The NHS is to reform cancer standards to meet rising need, meaning thousands will benefit from improved care and faster treatment

Thousands of people, referred for urgent cancer care checks every month are set to be diagnosed and treated sooner, as the NHS reform cancer standards. The reform comes after ‘rigorous consultation and engagement’ with clinical experts and will see the implementation of three cancer standards which combine all of the previous standards and cover additional patients.

The three new standards will consist of:

  • The 28-Day Faster Diagnosis Standard (FDS) which means patients with suspected cancer who are referred for urgent cancer checks from a GP, screening programme or other route should be diagnosed or have cancer ruled out within 28 days.
  • The 62-day referral to treatment standard which means patients who have been referred for suspected cancer from any source and go on to receive a diagnosis should start treatment within 62 days of their referral.
  • The 31-day decision to treat to treatment standard which means patients who have a cancer diagnosis, and who have had a decision made on their first or subsequent treatment, should then start that treatment within 31 days.

The standards, which will come into force in October, will ‘provide a clear focus’ to bring down waiting lists and get people diagnosed and treated ‘as early as possible’ according to Professor Peter Johnson, NHS National Clinical Director for cancer.

He added, ‘Catching cancers early saves live and these three standards have been agreed by leading cancer experts, with the support of cancer charities and clinicians, as the best way for the NHS to ensure patients are diagnosed and able to start treatment quickly.’

The new standards will mean that the NHS can embrace greater use of technology for diagnosing and treating patients.

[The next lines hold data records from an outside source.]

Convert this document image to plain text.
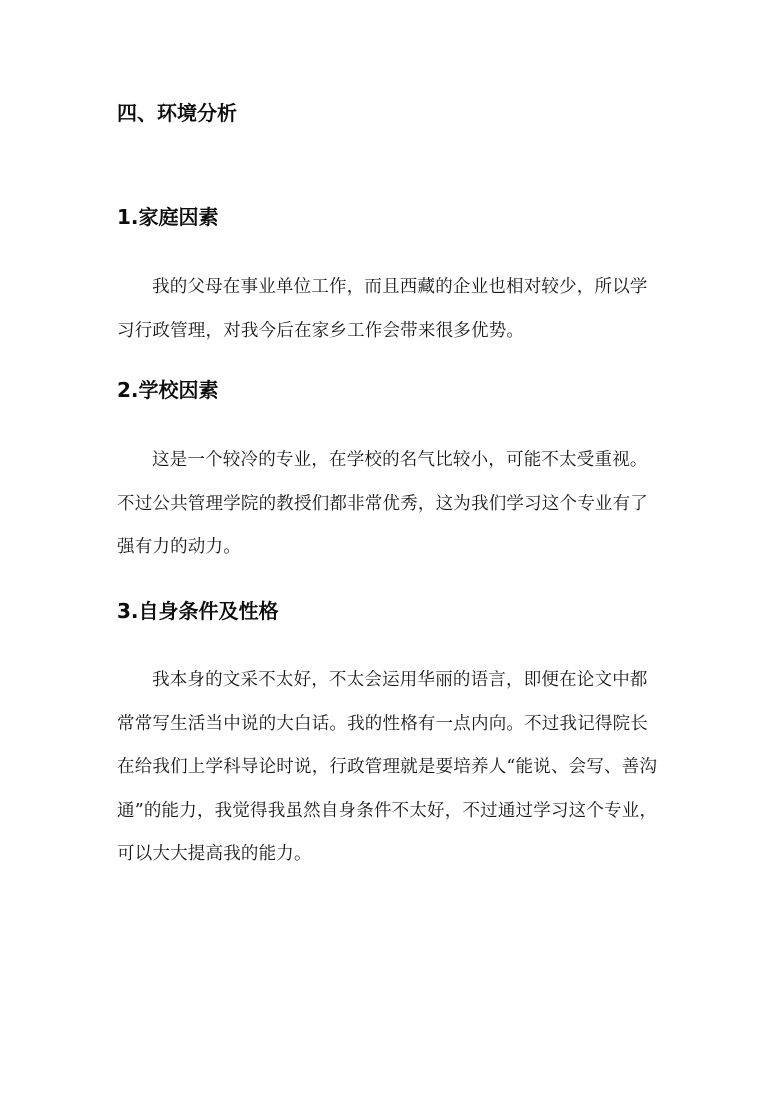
四、环境分析
1.家庭因素

我的父母在事业单位工作，而且西藏的企业也相对较少，所以学习行政管理，对我今后在家乡工作会带来很多优势。

2.学校因素

这是一个较冷的专业，在学校的名气比较小，可能不太受重视。不过公共管理学院的教授们都非常优秀，这为我们学习这个专业有了强有力的动力。

3.自身条件及性格

我本身的文采不太好，不太会运用华丽的语言，即便在论文中都常常写生活当中说的大白话。我的性格有一点内向。不过我记得院长在给我们上学科导论时说，行政管理就是要培养人“能说、会写、善沟通”的能力，我觉得我虽然自身条件不太好，不过通过学习这个专业，可以大大提高我的能力。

Straight to test pathways, remote consultations and the use of AI to diagnose skin cancer will support more efficient care where patients do not necessarily need an appointment first.

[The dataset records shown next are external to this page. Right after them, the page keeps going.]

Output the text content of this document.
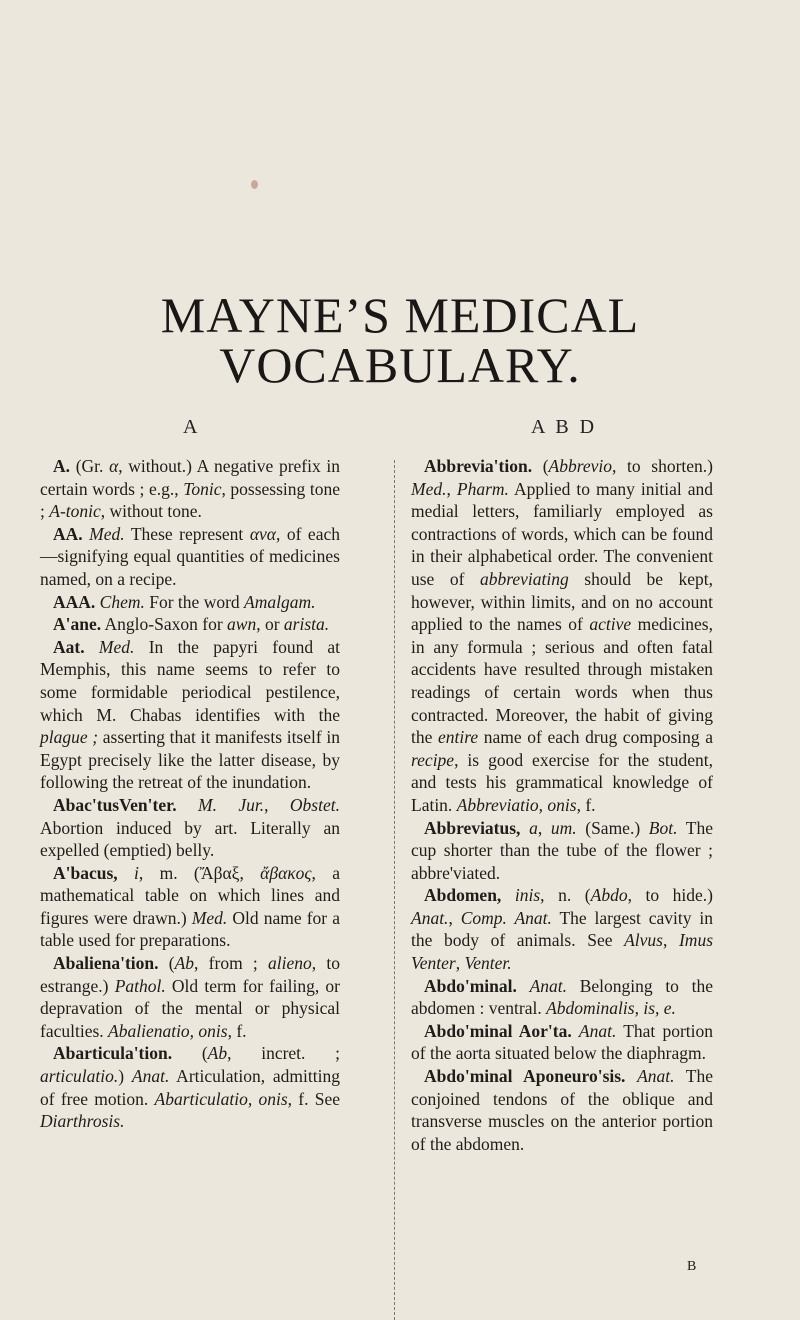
MAYNE’S MEDICAL VOCABULARY.
A	A B D

A. (Gr. α, without.) A negative prefix in certain words ; e.g., Tonic, possessing tone ; A-tonic, without tone.

AA. Med. These represent ανα, of each—signifying equal quantities of medicines named, on a recipe.

AAA. Chem. For the word Amalgam.

A'ane. Anglo-Saxon for awn, or arista.

Aat. Med. In the papyri found at Memphis, this name seems to refer to some formidable periodical pestilence, which M. Chabas identifies with the plague ; asserting that it manifests itself in Egypt precisely like the latter disease, by following the retreat of the inundation.

Abac'tusVen'ter. M. Jur., Obstet. Abortion induced by art. Literally an expelled (emptied) belly.

A'bacus, i, m. (Ἄβαξ, ἄβακος, a mathematical table on which lines and figures were drawn.) Med. Old name for a table used for preparations.

Abaliena'tion. (Ab, from ; alieno, to estrange.) Pathol. Old term for failing, or depravation of the mental or physical faculties. Abalienatio, onis, f.

Abarticula'tion. (Ab, incret. ; articulatio.) Anat. Articulation, admitting of free motion. Abarticulatio, onis, f. See Diarthrosis.

Abbrevia'tion. (Abbrevio, to shorten.) Med., Pharm. Applied to many initial and medial letters, familiarly employed as contractions of words, which can be found in their alphabetical order. The convenient use of abbreviating should be kept, however, within limits, and on no account applied to the names of active medicines, in any formula ; serious and often fatal accidents have resulted through mistaken readings of certain words when thus contracted. Moreover, the habit of giving the entire name of each drug composing a recipe, is good exercise for the student, and tests his grammatical knowledge of Latin. Abbreviatio, onis, f.

Abbreviatus, a, um. (Same.) Bot. The cup shorter than the tube of the flower ; abbre'viated.

Abdomen, inis, n. (Abdo, to hide.) Anat., Comp. Anat. The largest cavity in the body of animals. See Alvus, Imus Venter, Venter.

Abdo'minal. Anat. Belonging to the abdomen : ventral. Abdominalis, is, e.

Abdo'minal Aor'ta. Anat. That portion of the aorta situated below the diaphragm.

Abdo'minal Aponeuro'sis. Anat. The conjoined tendons of the oblique and transverse muscles on the anterior portion of the abdomen.

B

Professor Sir Stephen Powis, national NHS medical director said: ‘The NHS is already catching more cancers at an earlier stage, when they are easier to treat, than ever before and the faster diagnosis standard will allow us to build on this excellent progress – it aims to ensure that patients get the all clear or a definitive diagnosis within 28 days.

‘The updated ambitions will mean the NHS can be even more focused on outcomes for patients, rather than just appointment times and it’s yet another of example of the NHS bringing cancer care into the modern era of care.’